'Plain language' effort spawns online resource

Americans should be able to understand government documents the first time they read them. This reasonable expectation should go without saying, but the fact is the text of many government documents is confusing, full of legalese and wordy phrases that end up causing more problems than they set out to solve.

Every agency faced with that challenge now has a new World Wide Web site to help it with the task. At www.plainlanguage.gov readers find useful information compiled by the Plain Language Action Network (PLAN), a governmentwide group working to improve communications from the federal government to the public.

The PLAN site is the offshoot of a White House memo sent to heads of executive departments and agencies earlier this summer directing them to begin using plain language in all documents and in all proposed and final rulings published in the Federal Register.

The new site brings together a mix of plain-language resources— reference material, examples, an events listing— and practical advice on writing clearly.

For example, the site provides a What's Happening section for "new and important" information on plain language. Click here to read a paper called "Writing for Dollars, Writing to Please" from Volume 7 of The Scribes Journal of Legal Writing (1996-1997) by Joseph Kimble, a professor at the Thomas Cooley Law School in Lansing, Mich.

Kimble challenges readers to imagine the cost of poor writing that is typified by officialese and legalese. He sites an example of a Federal Communications Commission regulation for citizens band radios that resulted in so many questions from the public that five full-time employees were required to answer them.

After the regulation was rewritten to change topics such as "Authorized frequency" to "On what channels may I operate?" and "Limits on antenna structure" to "How high may I put my antenna?" the FCC did not receive nearly as many calls and was able to reassign the employees, according to Kimble.

Beware, however, that the link to Kimble's paper is not in perfectly plain language because of a problem the browser has reading dashes and quotation marks. Dashes appear as C's in the text and quotation marks as A's and the @ symbol. This adds confusion, which has the effect of diluting some of the points Kimble made about clear and simple writing.

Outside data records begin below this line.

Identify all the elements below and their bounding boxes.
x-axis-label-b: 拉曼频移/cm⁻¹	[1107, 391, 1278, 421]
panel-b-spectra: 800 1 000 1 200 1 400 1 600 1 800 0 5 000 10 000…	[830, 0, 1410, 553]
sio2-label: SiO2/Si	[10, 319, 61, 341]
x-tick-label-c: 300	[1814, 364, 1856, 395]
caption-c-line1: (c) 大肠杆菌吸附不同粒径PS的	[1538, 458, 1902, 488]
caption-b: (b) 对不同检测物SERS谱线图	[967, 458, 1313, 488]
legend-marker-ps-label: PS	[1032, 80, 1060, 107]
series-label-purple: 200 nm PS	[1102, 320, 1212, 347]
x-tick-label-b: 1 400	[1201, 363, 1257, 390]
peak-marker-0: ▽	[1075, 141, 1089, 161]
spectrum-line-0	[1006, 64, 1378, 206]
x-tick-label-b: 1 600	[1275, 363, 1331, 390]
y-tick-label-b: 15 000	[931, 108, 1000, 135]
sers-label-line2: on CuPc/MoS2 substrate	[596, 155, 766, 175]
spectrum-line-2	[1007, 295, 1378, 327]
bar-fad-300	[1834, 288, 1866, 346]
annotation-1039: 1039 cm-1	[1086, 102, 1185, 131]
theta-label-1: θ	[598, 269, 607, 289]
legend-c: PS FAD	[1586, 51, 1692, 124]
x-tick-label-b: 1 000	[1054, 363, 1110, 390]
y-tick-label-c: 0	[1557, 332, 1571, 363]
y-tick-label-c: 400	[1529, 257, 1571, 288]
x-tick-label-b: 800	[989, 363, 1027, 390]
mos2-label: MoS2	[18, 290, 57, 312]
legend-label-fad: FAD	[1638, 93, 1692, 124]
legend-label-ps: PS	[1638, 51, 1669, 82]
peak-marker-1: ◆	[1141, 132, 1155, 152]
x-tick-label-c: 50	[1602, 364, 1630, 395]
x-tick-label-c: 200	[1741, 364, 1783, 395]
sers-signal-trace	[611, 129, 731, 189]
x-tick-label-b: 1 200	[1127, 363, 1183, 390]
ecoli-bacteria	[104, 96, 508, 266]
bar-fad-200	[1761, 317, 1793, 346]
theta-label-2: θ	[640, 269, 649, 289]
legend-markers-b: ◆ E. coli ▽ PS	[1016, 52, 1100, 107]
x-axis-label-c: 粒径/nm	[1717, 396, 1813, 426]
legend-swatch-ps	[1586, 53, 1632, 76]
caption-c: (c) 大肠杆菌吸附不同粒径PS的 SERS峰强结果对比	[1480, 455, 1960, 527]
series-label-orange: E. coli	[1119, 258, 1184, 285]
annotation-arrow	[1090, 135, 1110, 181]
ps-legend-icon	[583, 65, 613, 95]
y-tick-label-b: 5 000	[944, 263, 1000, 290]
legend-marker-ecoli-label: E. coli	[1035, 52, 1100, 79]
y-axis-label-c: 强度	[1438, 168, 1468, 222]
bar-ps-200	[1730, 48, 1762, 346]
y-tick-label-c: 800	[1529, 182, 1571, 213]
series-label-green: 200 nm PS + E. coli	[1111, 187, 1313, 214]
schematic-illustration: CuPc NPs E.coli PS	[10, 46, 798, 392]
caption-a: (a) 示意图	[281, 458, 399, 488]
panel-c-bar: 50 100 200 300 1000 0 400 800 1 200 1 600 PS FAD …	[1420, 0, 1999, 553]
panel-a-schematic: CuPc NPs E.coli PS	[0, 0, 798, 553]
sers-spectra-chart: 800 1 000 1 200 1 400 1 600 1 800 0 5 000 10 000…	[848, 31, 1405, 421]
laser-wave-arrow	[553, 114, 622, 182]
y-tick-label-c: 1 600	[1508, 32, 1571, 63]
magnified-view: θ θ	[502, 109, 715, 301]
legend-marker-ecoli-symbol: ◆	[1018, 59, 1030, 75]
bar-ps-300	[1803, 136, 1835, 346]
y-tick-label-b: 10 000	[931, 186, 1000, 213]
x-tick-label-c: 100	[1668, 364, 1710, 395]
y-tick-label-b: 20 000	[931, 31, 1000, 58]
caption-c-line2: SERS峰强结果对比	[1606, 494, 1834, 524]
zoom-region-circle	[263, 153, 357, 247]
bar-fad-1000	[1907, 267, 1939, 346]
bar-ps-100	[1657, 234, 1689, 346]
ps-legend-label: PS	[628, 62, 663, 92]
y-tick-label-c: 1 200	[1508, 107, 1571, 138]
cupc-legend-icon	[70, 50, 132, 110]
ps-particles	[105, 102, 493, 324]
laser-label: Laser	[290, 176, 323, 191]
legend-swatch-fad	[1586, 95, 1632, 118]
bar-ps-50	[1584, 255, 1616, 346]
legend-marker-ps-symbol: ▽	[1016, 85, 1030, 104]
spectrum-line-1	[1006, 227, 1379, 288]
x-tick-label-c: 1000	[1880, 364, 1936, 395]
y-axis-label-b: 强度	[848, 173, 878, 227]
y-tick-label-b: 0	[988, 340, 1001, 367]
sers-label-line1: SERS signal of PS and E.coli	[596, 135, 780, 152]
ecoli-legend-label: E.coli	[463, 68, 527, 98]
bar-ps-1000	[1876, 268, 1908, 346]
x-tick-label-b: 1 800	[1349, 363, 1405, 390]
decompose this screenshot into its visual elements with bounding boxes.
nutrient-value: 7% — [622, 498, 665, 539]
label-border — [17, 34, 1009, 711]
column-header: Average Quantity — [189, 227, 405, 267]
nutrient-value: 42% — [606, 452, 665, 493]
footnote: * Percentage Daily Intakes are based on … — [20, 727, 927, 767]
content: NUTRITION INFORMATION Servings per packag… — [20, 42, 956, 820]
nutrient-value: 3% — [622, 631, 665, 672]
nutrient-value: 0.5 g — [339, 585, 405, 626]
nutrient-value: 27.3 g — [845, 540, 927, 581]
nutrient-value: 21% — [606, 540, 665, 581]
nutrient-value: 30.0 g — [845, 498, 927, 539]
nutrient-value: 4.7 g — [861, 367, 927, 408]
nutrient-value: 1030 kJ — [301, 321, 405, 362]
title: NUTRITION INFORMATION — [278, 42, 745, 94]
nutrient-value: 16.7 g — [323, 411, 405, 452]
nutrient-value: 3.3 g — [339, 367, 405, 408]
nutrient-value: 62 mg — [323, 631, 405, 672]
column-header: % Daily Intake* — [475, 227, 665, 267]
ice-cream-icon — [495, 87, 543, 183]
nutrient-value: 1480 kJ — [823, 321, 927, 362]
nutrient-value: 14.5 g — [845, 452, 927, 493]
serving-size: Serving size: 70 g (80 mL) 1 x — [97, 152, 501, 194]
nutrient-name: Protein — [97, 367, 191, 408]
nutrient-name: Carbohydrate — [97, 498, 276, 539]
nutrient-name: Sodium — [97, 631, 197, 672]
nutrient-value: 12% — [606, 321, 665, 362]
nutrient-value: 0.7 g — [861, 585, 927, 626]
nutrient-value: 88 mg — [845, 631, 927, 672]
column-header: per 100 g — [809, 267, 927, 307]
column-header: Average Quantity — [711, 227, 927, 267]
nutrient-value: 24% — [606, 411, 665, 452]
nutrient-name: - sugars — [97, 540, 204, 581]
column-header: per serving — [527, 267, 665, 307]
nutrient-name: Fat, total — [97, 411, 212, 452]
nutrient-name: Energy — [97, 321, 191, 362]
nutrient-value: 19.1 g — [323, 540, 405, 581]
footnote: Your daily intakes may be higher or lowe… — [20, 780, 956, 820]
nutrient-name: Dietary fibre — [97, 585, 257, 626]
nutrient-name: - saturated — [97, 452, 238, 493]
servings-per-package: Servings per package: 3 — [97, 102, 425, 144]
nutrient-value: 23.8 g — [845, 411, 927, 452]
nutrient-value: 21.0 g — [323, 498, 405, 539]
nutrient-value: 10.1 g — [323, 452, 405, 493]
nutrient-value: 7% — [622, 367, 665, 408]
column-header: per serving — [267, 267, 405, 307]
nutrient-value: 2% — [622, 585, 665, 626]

Another link from What's Happening and from the How To button goes to Plain Train, a tutorial on plain language written by the National Literary Secretariat of Canada. The link has eight topics, each of them comprising a long page of tips. A railroad theme with a cartoon character dressed as the conductor makes the pages less static than others filled with text only.

Some of the site's other sections are: the Reference Library, with pertinent guides to plain-language writing; Legal Citations, which lists citations related to the use of plain language; and AG Awards, which has information on an awards program to recognize people who rewrite government documents in plain language.

The Example Library contains examples of documents written in plain language compiled from a variety of sources, including federal and state governments and the private sector. For example, under examples of regulations, the site shows how the Environmental Protection Agency is cleaning up its regulatory language as part of a new initiative.

The Example Library could prove to be one of the most useful items on the site, but it could use more information. It has before and after versions of regulations, letters, manuals and other documents. Currently, it has no examples of forms but is looking, and it could use more letters. There are only three now.

Another improvement would be a link to a site that could assist with grammar and spelling, such as the Digital Education Network's www.edunet.com, which offers a section titled Online English Grammar. The move to promote plain language is part of the Clinton administration's National Partnership for Reinventing Government. The June 1 memo gave agencies until Oct. 1 to use plain language in all documents except regulations.

The memo also said documents created before Oct. 1 must be converted to plain language by Jan. 1, 2002. By Jan. 1, 1999, plain language also must be used in all proposed and final rulings published in the Federal Register.